Face à l’envolée des prix du carburant alimentée par les tensions au Moyen-Orient et le blocage du détroit d’Ormuz — par lequel transite environ 20 % du pétrole mondial —, l’exécutif prépare un plan de soutien ciblé. Sébastien Lecornu doit en présenter les contours le 21 mai, pour une mise en œuvre annoncée dès juin 2026.
Une annonce très attendue, mais un soutien qui restera sélectif
Selon les services de Matignon, le Premier ministre dévoilera « le nouveau dispositif d’aides carburant pour le mois de juin », conçu pour « protéger les Français qui travaillent et les secteurs économiques les plus touchés ». Le ministre Roland Lescure a été clair : le gouvernement n’est « pas là pour faire des aides généralisées » et le « quoi qu’il en coûte, c’est terminé ».
Pas question donc d’un rabais universel à la pompe. L’exécutif privilégie une aide modulée selon la gravité de la situation, concentrée sur les ménages actifs à revenus modestes et les professionnels les plus exposés.

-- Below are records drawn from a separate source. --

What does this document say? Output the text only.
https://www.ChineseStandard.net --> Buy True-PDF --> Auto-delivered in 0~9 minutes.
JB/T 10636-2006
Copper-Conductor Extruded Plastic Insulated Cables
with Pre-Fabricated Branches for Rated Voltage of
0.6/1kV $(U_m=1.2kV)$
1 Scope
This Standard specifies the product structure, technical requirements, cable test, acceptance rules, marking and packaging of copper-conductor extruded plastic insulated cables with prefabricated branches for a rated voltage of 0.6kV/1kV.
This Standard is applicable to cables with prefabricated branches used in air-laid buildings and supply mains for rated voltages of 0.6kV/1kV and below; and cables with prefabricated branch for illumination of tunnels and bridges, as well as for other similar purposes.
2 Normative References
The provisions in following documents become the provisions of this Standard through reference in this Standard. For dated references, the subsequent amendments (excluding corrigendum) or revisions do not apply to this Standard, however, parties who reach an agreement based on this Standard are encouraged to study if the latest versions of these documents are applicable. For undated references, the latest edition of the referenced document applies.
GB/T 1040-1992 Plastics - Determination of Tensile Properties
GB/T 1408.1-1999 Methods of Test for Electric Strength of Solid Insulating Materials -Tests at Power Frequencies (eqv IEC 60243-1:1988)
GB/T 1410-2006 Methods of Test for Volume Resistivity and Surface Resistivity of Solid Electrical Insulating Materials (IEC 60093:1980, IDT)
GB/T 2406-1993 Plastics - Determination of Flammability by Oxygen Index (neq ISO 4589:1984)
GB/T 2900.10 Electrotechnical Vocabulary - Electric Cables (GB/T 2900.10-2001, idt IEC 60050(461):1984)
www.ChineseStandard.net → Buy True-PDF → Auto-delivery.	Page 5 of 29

Des prix records qui font chuter les recettes de l’État
L’essence SP95-E10, SP98 et le diesel ont atteint leurs niveaux les plus élevés depuis le début du conflit au Moyen-Orient, dans un contexte marqué par l’envolée des prix à la pompe observée depuis plusieurs semaines. En France, les taxes représentent environ 60 % du prix d’un litre, et le gouvernement refuse pour l’instant toute réduction fiscale, jugeant le coût trop lourd pour les finances publiques.
Les automobilistes peuvent également suivre l’évolution des tarifs grâce au service dédié aux prix des carburants.
Ce choix a pourtant un effet boomerang. Sur les dix premiers jours de mai, la consommation d’essence et de diesel a reculé d’environ 30 %. Résultat : les recettes liées au carburant ont chuté de 300 millions d’euros sur la même période, selon les propres chiffres avancés par Lecornu.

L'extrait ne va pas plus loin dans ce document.